Now that’s a little simple. What you mean, I guess, is that operating in a free market economy facilitates private initiative, which tends to produce more wealth than other economic systems could, and that a lot of what we are used for as citizens of first-world countries could not exist if our countries weren’t wealthy. I’m not an economist, indeed, I don’t know a lot about the subject, but I think that’s about as good an explanation of capitalism as there could be. And I would agree that this is one of the advantages of a free-market economy.
But on the other hand, I consider a free-market economy, and indeed, any economy, to be more of a tool that we use to try to improve our condition as a nation, and in an increasingly globalized economy, as a world. I don’t worship capitalism, and I don’t have any moral problem with adding constraints (such as labour laws, for example) to ensure that our tool does what we want it to do. Companies, as you said, have a duty to try to make as much money as they should, without regard to who or what they harm in the process. So it is our duty (through our governments) to prevent them from doing too much harm. Companies make money and create wealth, like they should, given that that’s what they’re good at, and the government protects its citizens and the world they live in, like it should, given that’s what it’s good at.

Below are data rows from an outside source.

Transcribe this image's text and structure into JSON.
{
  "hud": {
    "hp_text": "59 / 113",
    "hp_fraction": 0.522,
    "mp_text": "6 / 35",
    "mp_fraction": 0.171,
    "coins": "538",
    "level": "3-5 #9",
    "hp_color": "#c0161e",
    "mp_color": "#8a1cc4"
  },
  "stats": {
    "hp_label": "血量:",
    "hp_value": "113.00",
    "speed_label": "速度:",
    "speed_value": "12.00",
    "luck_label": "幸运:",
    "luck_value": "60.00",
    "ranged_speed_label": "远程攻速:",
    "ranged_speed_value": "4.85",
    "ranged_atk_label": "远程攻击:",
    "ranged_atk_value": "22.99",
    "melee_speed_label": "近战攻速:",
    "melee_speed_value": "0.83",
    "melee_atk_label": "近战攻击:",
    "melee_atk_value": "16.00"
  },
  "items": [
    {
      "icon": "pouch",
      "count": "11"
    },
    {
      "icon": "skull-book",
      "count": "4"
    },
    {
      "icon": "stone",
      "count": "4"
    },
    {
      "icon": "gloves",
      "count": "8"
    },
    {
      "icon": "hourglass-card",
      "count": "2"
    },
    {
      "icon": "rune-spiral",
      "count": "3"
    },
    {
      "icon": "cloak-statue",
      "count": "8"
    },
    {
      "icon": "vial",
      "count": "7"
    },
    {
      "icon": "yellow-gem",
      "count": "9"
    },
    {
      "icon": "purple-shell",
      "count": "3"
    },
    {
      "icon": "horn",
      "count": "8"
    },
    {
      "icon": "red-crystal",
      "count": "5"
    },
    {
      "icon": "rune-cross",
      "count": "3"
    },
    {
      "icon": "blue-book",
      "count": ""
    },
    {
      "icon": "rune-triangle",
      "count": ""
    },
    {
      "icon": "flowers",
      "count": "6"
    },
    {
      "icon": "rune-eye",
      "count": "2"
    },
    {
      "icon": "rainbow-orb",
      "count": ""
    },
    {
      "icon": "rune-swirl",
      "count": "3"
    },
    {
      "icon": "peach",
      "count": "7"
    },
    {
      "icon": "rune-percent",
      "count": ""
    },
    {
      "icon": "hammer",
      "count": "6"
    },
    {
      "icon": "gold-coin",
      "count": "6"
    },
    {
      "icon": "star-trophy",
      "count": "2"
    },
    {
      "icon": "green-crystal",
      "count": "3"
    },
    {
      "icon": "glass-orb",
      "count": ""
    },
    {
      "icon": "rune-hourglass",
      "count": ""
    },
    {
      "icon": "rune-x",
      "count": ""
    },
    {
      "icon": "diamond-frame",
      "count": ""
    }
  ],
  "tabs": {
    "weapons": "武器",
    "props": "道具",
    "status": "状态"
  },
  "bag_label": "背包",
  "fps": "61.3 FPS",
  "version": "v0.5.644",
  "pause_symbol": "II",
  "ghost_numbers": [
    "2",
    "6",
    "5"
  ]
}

As for labour unions, well, I’ve been an officer in my union (which is a teaching and research assistants’ union at my university) and I’ve left with a good impression of the work they do. We generally have good working conditions, but some departments don’t always respect them, and most of the union’s work is to bring those departments back in line, hand in hand with the employer. Unions should try to improve their members’ conditions, and I believe that it’s what most of them do. There are bad unions, who don’t defend all of their members and who, for example, buy booze with their dues and defend only a few buddies of their president. There are bad companies, who break the laws that they have to respect, or who lie to their stockholders. In every economic system there will be bad actors. But I think that it’s possible to reach a balance, and I absolutely believe that labour unions are still important in today’s world.